= Chaitanya (consciousness) =

Hindu philosophical concept

Chaitanya (चैतन्य) refers variously to 'awareness', 'consciousness', 'Conscious Self', 'intelligence' or 'Pure Consciousness'. It can also mean energy or enthusiasm. The meaning of name Chaitanya also stands for "State of Conscious Energy".

== Etymology ==
It is derived from cetanā (चेतना), which refers to living things or consciousness itself.

== Scripture ==

In the Rig Veda (R.V.IV.XL.5), Nrishad is the dweller amongst humans; Nrishad is explained as Chaitanya or 'Consciousness' or Prana or 'vitality' because both dwell in humans.

In his commentary on the Isha Upanishad, Sri Aurobindo explains that the Atman, the Self manifests through a seven-fold movement of Prakrti. These seven folds of consciousness, along with their dominant principles are:

1. annamaya puruṣa - physical
2. prāṇamaya puruṣa - nervous / vital
3. manomaya puruṣa - mental / mind
4. vijñānamaya puruṣa - knowledge and truth
5. ānandamaya puruṣa - Aurobindo's concept of Delight, otherwise known as Bliss
6. caitanya puruṣa - infinite divine self-awareness
7. sat puruṣa - state of pure divine existence

The first five of these are arranged according to the specification of the panchakosha from the second chapter of the Taittiriya Upanishad. The final three elements make up sat-cit-ananda, with cit being referred to as chaitanya.

The essential nature of Brahman as revealed in deep sleep and Yoga is Chaitanya (pure consciousness).

== Vedanta ==

The Vedantists also speak about the Consciousness or Mayaopahita-chaitanya that is associated with the indescribable Maya which is responsible for the functions of creation, preservation and dissolution of entire Existence, and about the Consciousness or Avidyaopahita-chaitanya that is associated with Avidya which causes the wrong identification of the Atman with the body etc.; after negating both Maya and Avidya, that is, after all distinctions are obliterated, what remains is Pure Consciousness or Chaitanya.

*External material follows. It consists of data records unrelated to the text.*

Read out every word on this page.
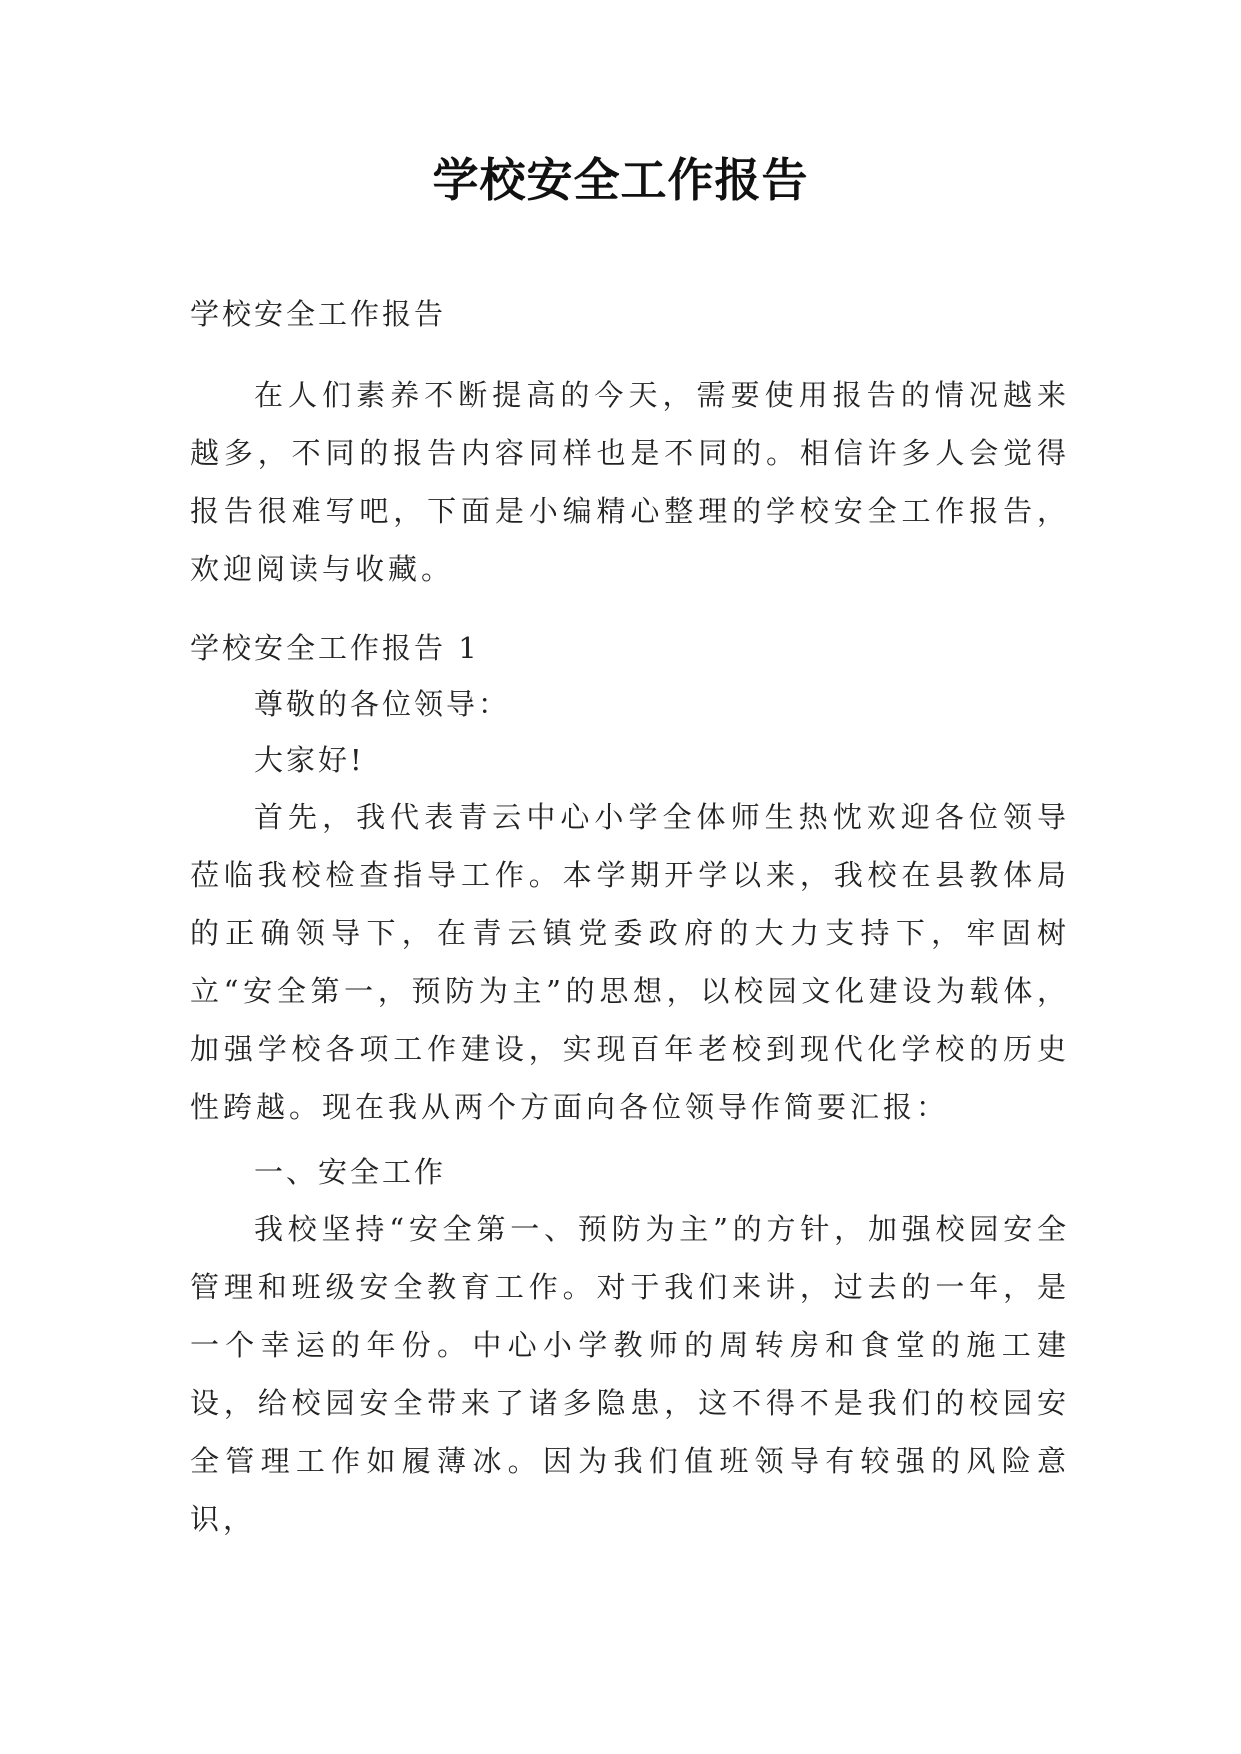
学校安全工作报告
学校安全工作报告
在人们素养不断提高的今天，需要使用报告的情况越来越多，不同的报告内容同样也是不同的。相信许多人会觉得报告很难写吧，下面是小编精心整理的学校安全工作报告，欢迎阅读与收藏。
学校安全工作报告 1
尊敬的各位领导：
大家好!
首先，我代表青云中心小学全体师生热忱欢迎各位领导莅临我校检查指导工作。本学期开学以来，我校在县教体局的正确领导下，在青云镇党委政府的大力支持下，牢固树立“安全第一，预防为主”的思想，以校园文化建设为载体，加强学校各项工作建设，实现百年老校到现代化学校的历史性跨越。现在我从两个方面向各位领导作简要汇报：
一、安全工作
我校坚持“安全第一、预防为主”的方针，加强校园安全管理和班级安全教育工作。对于我们来讲，过去的一年，是一个幸运的年份。中心小学教师的周转房和食堂的施工建设，给校园安全带来了诸多隐患，这不得不是我们的校园安全管理工作如履薄冰。因为我们值班领导有较强的风险意识，
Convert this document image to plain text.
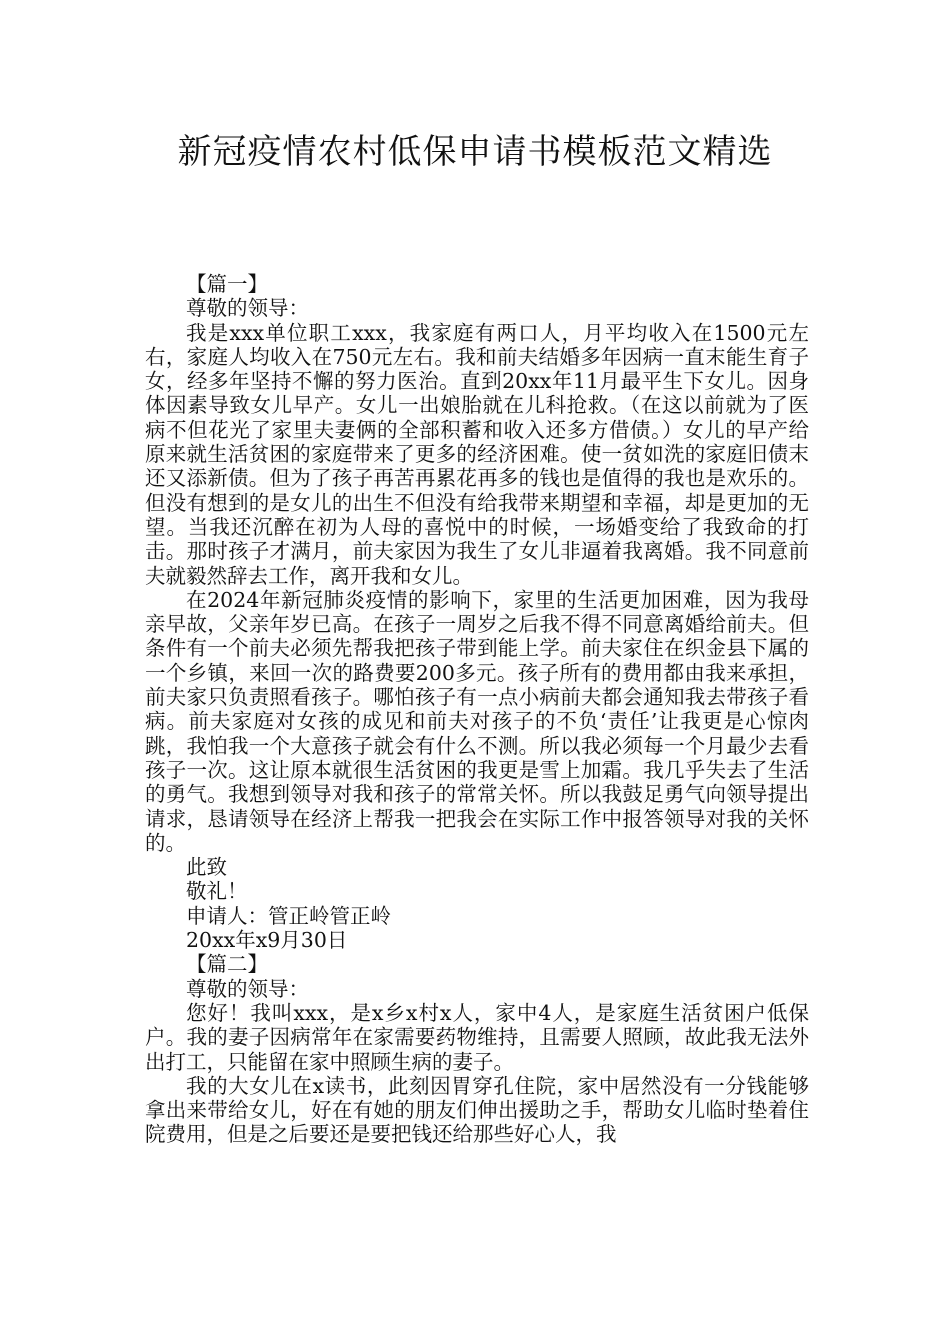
新冠疫情农村低保申请书模板范文精选

【篇一】

尊敬的领导：

我是xxx单位职工xxx，我家庭有两口人，月平均收入在1500元左右，家庭人均收入在750元左右。我和前夫结婚多年因病一直末能生育子女，经多年坚持不懈的努力医治。直到20xx年11月最平生下女儿。因身体因素导致女儿早产。女儿一出娘胎就在儿科抢救。（在这以前就为了医病不但花光了家里夫妻俩的全部积蓄和收入还多方借债。）女儿的早产给原来就生活贫困的家庭带来了更多的经济困难。使一贫如洗的家庭旧债末还又添新债。但为了孩子再苦再累花再多的钱也是值得的我也是欢乐的。但没有想到的是女儿的出生不但没有给我带来期望和幸福，却是更加的无望。当我还沉醉在初为人母的喜悦中的时候，一场婚变给了我致命的打击。那时孩子才满月，前夫家因为我生了女儿非逼着我离婚。我不同意前夫就毅然辞去工作，离开我和女儿。

在2024年新冠肺炎疫情的影响下，家里的生活更加困难，因为我母亲早故，父亲年岁已高。在孩子一周岁之后我不得不同意离婚给前夫。但条件有一个前夫必须先帮我把孩子带到能上学。前夫家住在织金县下属的一个乡镇，来回一次的路费要200多元。孩子所有的费用都由我来承担，前夫家只负责照看孩子。哪怕孩子有一点小病前夫都会通知我去带孩子看病。前夫家庭对女孩的成见和前夫对孩子的不负‘责任’让我更是心惊肉跳，我怕我一个大意孩子就会有什么不测。所以我必须每一个月最少去看孩子一次。这让原本就很生活贫困的我更是雪上加霜。我几乎失去了生活的勇气。我想到领导对我和孩子的常常关怀。所以我鼓足勇气向领导提出请求，恳请领导在经济上帮我一把我会在实际工作中报答领导对我的关怀的。

此致

敬礼！

申请人：管正岭管正岭

20xx年x9月30日

【篇二】

尊敬的领导：

您好！我叫xxx，是x乡x村x人，家中4人，是家庭生活贫困户低保户。我的妻子因病常年在家需要药物维持，且需要人照顾，故此我无法外出打工，只能留在家中照顾生病的妻子。

我的大女儿在x读书，此刻因胃穿孔住院，家中居然没有一分钱能够拿出来带给女儿，好在有她的朋友们伸出援助之手，帮助女儿临时垫着住院费用，但是之后要还是要把钱还给那些好心人，我
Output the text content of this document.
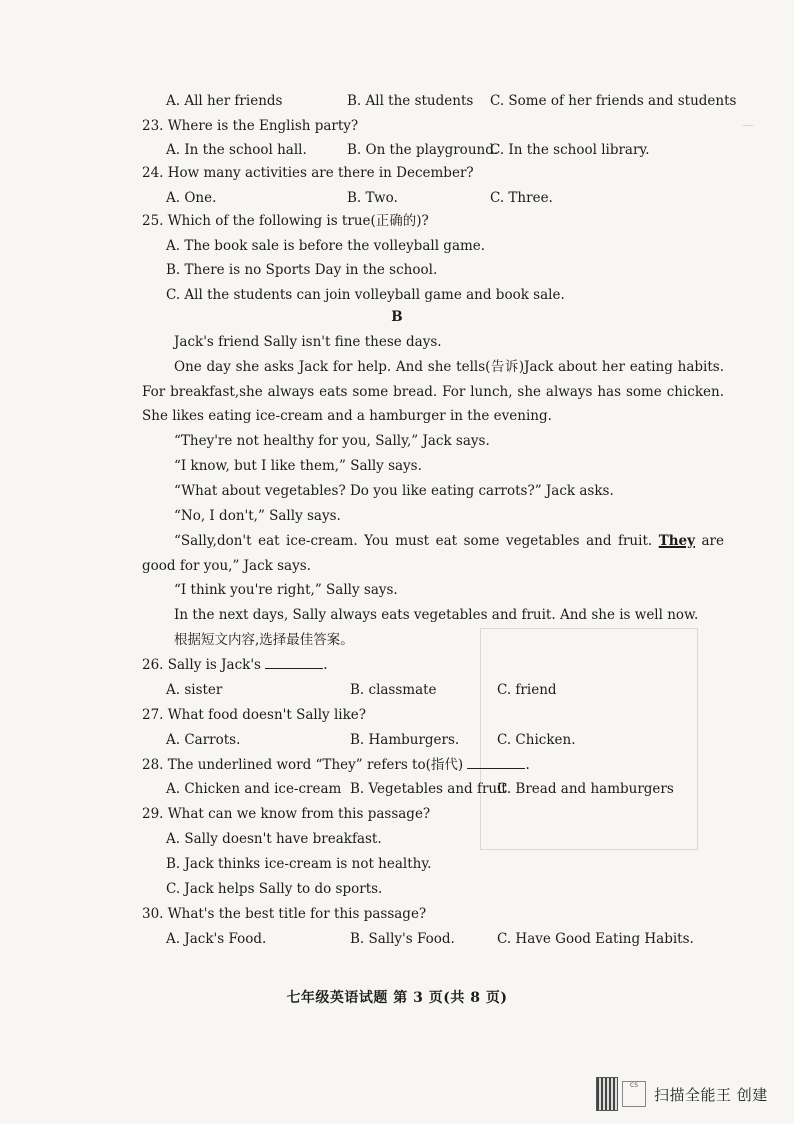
—
A. All her friends	B. All the students C. Some of her friends and students
23. Where is the English party?
A. In the school hall.	B. On the playground.
C. In the school library.
24. How many activities are there in December?
A. One.	B. Two.	C. Three.
25. Which of the following is true(正确的)?
A. The book sale is before the volleyball game.
B. There is no Sports Day in the school.
C. All the students can join volleyball game and book sale.
B
Jack's friend Sally isn't fine these days.
One day she asks Jack for help. And she tells(告诉)Jack about her eating habits. For breakfast,she always eats some bread. For lunch, she always has some chicken. She likes eating ice-cream and a hamburger in the evening.
“They're not healthy for you, Sally,” Jack says.
“I know, but I like them,” Sally says.
“What about vegetables? Do you like eating carrots?” Jack asks.
“No, I don't,” Sally says.
“Sally,don't eat ice-cream. You must eat some vegetables and fruit. They are good for you,” Jack says.
“I think you're right,” Sally says.
In the next days, Sally always eats vegetables and fruit. And she is well now.
根据短文内容,选择最佳答案。
26. Sally is Jack's	.
A. sister	B. classmate	C. friend
27. What food doesn't Sally like?
A. Carrots.	B. Hamburgers.	C. Chicken.
28. The underlined word “They” refers to(指代)	.
A. Chicken and ice-cream B. Vegetables and fruit
C. Bread and hamburgers
29. What can we know from this passage?
A. Sally doesn't have breakfast.
B. Jack thinks ice-cream is not healthy.
C. Jack helps Sally to do sports.
30. What's the best title for this passage?
A. Jack's Food.	B. Sally's Food.	C. Have Good Eating Habits.
七年级英语试题 第 3 页(共 8 页)
CS	扫描全能王 创建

The form of an object that the mind assumes, after coming into contact with that object or enveloping it, is called Vritti. The process of enveloping is called Vritti-Vyapti. Vyapti is pervasion and the pervasion by the mind of a certain location called the object is Vritti-Vyapti. The awareness that the object is there illuminates the object due to the presence in this moving process called the mind and is called phala-vyapti. It is only because of the consciousness attending on the mind that the object is perceived. Vedanta says that the object cannot be wholly material and there is no qualitative difference between the object and consciousness which consciousness by coming into contact with the object knows that the object is there which fact implies that consciousness is inherent in the object. This is the Vishaya- chaitanya or the 'object-consciousness' which does not mean consciousness of the object but the object which is a phase of consciousness which prevails everywhere.

To advaitins, it refers to a pure consciousness that knows itself and also knows others.